7. The network attack monitoring and analysis method according to claim 6, characterized in that: The prior constraint graph is a dynamically evolving graph structure, and the compatibility weights between its nodes can be adaptively adjusted according to the drift of the intent consistency distribution; therefore, the method further includes: The intent vector field is monitored for frequently co-occurring intent combinations. When the co-occurrence frequency of a certain intent combination exceeds a preset statistical threshold, but the corresponding compatibility edge weight in the prior constraint graph is lower than a preset compatibility threshold, the review process for the intent combination is initiated, and the corresponding compatibility edge weight in the prior constraint graph is dynamically updated based on the review results.

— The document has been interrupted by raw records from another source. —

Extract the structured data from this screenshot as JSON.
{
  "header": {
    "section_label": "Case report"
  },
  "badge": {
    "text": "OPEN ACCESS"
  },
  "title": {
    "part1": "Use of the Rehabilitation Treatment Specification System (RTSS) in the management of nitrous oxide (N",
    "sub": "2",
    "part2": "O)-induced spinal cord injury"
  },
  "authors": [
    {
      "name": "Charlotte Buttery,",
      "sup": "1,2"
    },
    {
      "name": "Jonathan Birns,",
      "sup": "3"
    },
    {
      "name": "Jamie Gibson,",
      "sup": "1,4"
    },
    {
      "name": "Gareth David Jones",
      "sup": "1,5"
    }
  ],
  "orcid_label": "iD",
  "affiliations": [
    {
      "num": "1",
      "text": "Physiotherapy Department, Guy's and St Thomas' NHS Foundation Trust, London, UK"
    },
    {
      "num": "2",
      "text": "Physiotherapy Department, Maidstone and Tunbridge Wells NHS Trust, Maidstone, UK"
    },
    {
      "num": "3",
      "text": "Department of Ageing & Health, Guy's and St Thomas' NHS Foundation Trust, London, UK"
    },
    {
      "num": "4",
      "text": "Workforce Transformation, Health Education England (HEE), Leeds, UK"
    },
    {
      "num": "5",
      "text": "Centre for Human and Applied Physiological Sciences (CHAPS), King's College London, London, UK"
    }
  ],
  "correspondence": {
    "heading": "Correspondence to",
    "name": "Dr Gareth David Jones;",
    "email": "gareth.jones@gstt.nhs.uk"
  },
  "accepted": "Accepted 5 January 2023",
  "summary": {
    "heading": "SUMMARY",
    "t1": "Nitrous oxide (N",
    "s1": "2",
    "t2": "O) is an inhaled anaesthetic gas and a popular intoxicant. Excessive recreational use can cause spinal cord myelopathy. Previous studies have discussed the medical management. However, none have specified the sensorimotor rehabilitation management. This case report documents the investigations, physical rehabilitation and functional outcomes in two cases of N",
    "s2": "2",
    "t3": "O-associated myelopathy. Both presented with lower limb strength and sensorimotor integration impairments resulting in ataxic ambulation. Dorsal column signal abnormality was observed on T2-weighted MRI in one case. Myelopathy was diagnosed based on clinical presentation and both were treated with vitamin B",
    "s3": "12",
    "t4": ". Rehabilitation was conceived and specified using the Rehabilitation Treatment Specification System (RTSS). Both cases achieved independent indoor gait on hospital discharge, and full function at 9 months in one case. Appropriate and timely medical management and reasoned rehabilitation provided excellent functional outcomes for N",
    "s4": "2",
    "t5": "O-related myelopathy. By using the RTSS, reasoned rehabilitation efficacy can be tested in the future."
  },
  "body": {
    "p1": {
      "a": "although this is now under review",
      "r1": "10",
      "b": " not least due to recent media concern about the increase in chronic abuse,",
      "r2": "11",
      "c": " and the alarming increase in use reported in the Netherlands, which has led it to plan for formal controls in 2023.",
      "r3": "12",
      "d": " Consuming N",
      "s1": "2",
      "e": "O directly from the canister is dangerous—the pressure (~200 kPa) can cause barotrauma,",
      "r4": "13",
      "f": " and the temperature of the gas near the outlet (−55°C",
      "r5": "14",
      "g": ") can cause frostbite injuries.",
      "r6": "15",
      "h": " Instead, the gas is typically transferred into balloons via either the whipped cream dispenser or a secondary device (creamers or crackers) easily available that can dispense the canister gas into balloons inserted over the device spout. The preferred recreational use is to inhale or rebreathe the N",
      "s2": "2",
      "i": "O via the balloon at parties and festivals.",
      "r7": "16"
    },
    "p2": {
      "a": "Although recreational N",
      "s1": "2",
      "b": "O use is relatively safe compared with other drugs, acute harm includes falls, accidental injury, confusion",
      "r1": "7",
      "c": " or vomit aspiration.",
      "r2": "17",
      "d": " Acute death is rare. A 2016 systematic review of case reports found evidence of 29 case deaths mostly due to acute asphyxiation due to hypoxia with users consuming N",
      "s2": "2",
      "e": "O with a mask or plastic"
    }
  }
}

8. A network attack monitoring and analysis system, characterized in that: The system includes: The data acquisition and aggregation module is configured to: acquire observation data from multiple network and host data sources, the data sources including at least the L7 application layer, DNS layer, TLS fingerprint layer and host process behavior layer, and aggregate the data by session within a predefined time window; The multi-layer intent encoding module is configured to: map each type of aggregated observation data into a unified-dimensional intent vector using the corresponding intent encoder, and construct an intent vector field based on the combination of multiple intent vectors generated within the same time window; An intent conflict determination engine is configured to: calculate the incompatibility and joint anomaly among multiple intents in the intent vector field based on a prior constraint graph and a learned intent consistency distribution, and generate an interpretable contradiction degree using a graph neural network; wherein, the prior constraint graph is a weighted graph with predefined intent categories as nodes and intent compatibility as edge weights, and the intent consistency distribution is a joint probability distribution obtained by modeling the normal user intent vector field using a multivariate joint density estimation algorithm; The conflict score fusion and alarm module is configured to: generate a combined conflict score based on incompatibility, joint anomaly and interpretability contradiction; trigger an alarm when the combined conflict score exceeds a threshold; and output the cross-source evidence pair that caused the high combined conflict score.
9. A storage medium having a computer program stored thereon, characterized in that: When the computer program is executed by a processor, it implements the steps of the method as described in any one of claims 1-7.
10. A computer program product, comprising a computer program, characterized in that: When the computer program is executed by a processor, it implements the steps of the method as described in any one of claims 1-7.